TEMPO.CO, Jakarta - Mulailah berhati-hati saat akan menerima transfusi darah. Ternyata, menurut penelitian gabungan antara Eijkman Institute for Molecular Biology dan Palang Merah Indonesia, tak semua darah bersih dari penyakit, khususnya virus hepatitis B (HBV).
"Bisa saja virus ini tak terdeteksi atau tersamar (occult HBV infection)," kata peneliti dari Direktorat Bina Upaya Kesehatan Kementerian Kesehatan, Yuyun Soedarmono, dalam presentasi di Eijkman Institute for Molecular Biology, Jakarta Pusat, Kamis, 16 April 2015. Dia memaparkan studi yang dilakukannya bersama tim peneliti Eijkman pada 2010.

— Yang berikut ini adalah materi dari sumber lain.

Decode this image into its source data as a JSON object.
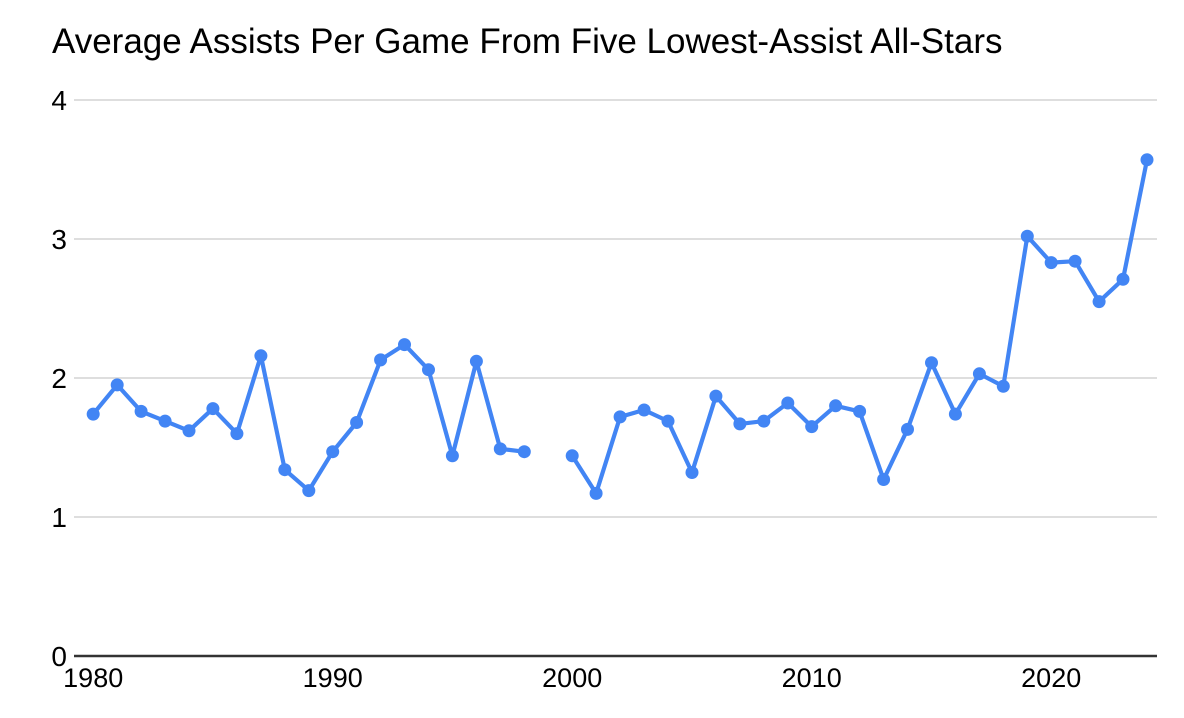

Penyebab gagalnya deteksi tersebut, ucap Susan Irawati, peneliti dari Eijkman Institute yang juga anggota penelitian ini, adalah adanya mutasi gen S pada virus hepatitis B. Gen S ialah gen yang berada pada permukaan luar tubuh virus. Sederhananya, gen yang biasa disebut antigen (HBsAg) ini, menurut dia, berubah menjadi lebih kuat saat memasuki gen manusia.
Saking kuatnya antigen virus tersebut, Susan menjelaskan, virus ini jadi sulit dideteksi dengan metode serologi. Metode ini biasanya dapat mendeteksi virus hepatitis B dengan melihat sisi antigennya.
Studi ini mengambil sampel sebanyak 7.913 kantong darah dengan status negatif virus hepatitis B milik PMI. Peneliti dikejutkan dengan hasil pemindaian darah. "Sebanyak 33 persen dari sampel darah tersebut ternyata memiliki virus hepatitis tersamar," tutur Yuyun.
Baca Juga:
Tingginya tingkat deteksi virus tersamar ini patut menjadi perhatian. Sebab, menurut Yuyun, penularan penyakit ini mampu berujung pada penyakit hepatitis B kronis.
Virus hepatitis B termasuk salah satu masalah kesehatan global yang cukup serius. Menurut lembar fakta World Health Organization (WHO) tahun 2013, sudah ada dua miliar orang yang terinfeksi virus penyebab sirosis dan kanker hati ini. Laporan ini menunjukkan sekitar satu juta orang mati tiap tahun karena terinfeksi virus itu.
Di Indonesia, kemampuan menyerang virus ini mencapai 4-20,3 persen. "Yang rendah di bawah 2 persen," kata Yuyun. Artinya, Indonesia termasuk sebagai daerah kelas menengah dan atas untuk penyebaran infeksi virus hepatitis B.
Kemampuan menyerang virus ini di dunia memang beragam. WHO melaporkan bahwa negara-negara di kawasan Eropa, Amerika Serikat, Kanada, Australia, dan Selandia baru termasuk ke dalam tingkat rendah, yakni 0,1-2 persen.